CHUNG, Dongyoun1, HEANEY, Peter1, POST, Jeff2, STUBBS, Joanne3 and ENG, Peter J.2, (1)Dept. of Geosciences, Pennsylvania State University, 540 Deike Bldg, University Park, PA 16802, (2)Center for Advanced Radiation Sources, University of Chicago, Chicago, IL 60637, (3)Center for Advanced Radiation Sources, The University of Chicago, Lemont, IL 60439

To compare thermal expansion behaviors in isomeric structures with different redox behaviors, we separately heated pyrolusite (Mn4+O2) and rutile (Ti4+O2) powders from 25 oC to ~1000 oC at a rate of 0.05 oC/sec and analyzed them by synchrotron X-ray diffraction and Rietveld refinement. Pyrolusite exhibited two reduction-induced phase transitions. Between 531 and 583 oC, pyrolusite transformed to bixbyite (Mn3+2O3), and between 972 and 998 oC, bixbyite transitioned to hausmannite (Mn2+Mn3+2O4). Rutile experienced no phase transitions over this same temperature interval.

The refined bond lengths and angles for pyrolusite showed that the Mn4+ coordination octahedron in pyrolusite became more distorted near the phase transition to bixbyite due to the approach of two coordinating oxygen atoms. Each Mn4+ ion in pyrolusite has three 3d electrons that can interact with the 2p electrons of the surrounding O2- ions to make π bonds, whereas the Ti4+ of rutile has no 3d electrons. Thus, π bonding between octahedral Mn4+ and the surrounding O2- cations increases the strength of the Mn-O bonds of pyrolusite relative to the Ti-O bonds of rutile. However, we observed a small decrease in O-O distances in pyrolusite before the transition, suggesting that at high temperature, increased p bonding between adjacent O anions presages the release of O2 and the reduction of Mn4+ to Mn3+. Analogous behavior was observed for bixbyite before its reductive phase transition to hausmannite. In contrast, no anomalous changes in the O-O distances occurred for rutile.
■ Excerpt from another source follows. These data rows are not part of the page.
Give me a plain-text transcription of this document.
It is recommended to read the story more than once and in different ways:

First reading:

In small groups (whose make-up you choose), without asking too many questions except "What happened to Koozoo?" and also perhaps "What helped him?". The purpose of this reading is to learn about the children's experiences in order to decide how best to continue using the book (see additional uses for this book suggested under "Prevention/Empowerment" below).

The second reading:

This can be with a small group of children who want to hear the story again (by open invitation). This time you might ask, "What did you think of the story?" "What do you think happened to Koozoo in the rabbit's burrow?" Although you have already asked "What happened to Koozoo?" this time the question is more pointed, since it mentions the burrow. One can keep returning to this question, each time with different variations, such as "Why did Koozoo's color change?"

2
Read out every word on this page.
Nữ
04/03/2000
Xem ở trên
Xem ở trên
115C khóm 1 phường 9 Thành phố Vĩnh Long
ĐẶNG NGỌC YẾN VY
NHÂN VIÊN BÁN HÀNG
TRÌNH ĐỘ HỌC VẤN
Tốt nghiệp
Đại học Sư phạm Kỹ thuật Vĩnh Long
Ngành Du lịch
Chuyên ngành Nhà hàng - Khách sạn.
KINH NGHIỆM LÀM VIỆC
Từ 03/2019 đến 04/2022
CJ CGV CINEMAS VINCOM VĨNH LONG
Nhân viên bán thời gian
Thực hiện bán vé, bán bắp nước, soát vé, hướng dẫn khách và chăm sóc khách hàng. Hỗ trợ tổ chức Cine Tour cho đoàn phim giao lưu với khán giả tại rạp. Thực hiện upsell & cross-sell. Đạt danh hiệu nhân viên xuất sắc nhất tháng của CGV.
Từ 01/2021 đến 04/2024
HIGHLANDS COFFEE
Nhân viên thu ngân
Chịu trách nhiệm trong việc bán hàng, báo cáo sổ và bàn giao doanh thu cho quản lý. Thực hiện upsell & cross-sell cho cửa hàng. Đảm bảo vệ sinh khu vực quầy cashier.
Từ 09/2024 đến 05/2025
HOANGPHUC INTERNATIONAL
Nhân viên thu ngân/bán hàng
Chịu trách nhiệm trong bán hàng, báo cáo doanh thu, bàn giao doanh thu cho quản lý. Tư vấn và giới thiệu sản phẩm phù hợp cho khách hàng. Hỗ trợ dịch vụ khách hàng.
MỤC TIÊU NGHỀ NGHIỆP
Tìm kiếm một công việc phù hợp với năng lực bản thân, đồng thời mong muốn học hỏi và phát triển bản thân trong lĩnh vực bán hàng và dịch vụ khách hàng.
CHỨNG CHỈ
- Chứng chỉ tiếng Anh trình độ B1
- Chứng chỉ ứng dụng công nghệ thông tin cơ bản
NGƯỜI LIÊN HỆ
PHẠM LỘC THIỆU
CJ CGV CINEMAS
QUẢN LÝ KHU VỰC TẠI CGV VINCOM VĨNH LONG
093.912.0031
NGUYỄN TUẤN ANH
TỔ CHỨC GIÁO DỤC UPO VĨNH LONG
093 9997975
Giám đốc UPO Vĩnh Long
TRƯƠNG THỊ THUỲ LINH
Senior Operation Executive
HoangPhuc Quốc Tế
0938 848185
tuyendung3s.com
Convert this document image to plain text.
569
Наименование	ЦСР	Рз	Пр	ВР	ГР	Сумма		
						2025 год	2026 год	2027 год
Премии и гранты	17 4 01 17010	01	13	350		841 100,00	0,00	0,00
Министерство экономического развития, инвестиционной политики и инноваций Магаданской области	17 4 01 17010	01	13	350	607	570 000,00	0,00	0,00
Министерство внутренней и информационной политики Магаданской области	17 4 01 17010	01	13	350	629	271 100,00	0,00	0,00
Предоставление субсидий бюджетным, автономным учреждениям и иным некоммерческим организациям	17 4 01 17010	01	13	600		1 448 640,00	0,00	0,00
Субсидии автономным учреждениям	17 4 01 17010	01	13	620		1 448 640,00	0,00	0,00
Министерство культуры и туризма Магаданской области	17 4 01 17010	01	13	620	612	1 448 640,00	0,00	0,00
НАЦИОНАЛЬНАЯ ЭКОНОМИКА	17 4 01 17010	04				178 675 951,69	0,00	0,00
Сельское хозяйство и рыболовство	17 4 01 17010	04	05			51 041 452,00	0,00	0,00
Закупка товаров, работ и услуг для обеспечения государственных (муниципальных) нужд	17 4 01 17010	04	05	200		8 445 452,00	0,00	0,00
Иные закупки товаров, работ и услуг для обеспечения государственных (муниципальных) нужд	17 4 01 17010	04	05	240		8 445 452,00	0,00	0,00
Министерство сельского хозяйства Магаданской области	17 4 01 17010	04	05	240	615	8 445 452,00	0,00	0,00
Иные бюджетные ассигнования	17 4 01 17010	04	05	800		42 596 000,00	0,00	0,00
Our XRD analyses also have provided accurate thermal expansion coefficients for these materials over a broader temperature range than reported in previous studies. Mn-O bond lengths in pyrolusite were shorter and stronger than the Ti-O bonds of rutile; for example, at 60 oC, <Mn-O> bond distances in pyrolusite refined to 1.8837(5) Å whereas the <Ti-O> bond lengths of rutile were 1.9554(4) Å. Accordingly, the axial and volumetric thermal expansion coefficients refined for rutile were greater than those for pyrolusite. The axial CTEs for pyrolusite were 97% (a-axis) and 68% (c-axis) of the corresponding values for rutile, and the volumetric CTE for pyrolusite was 85% of that for rutile.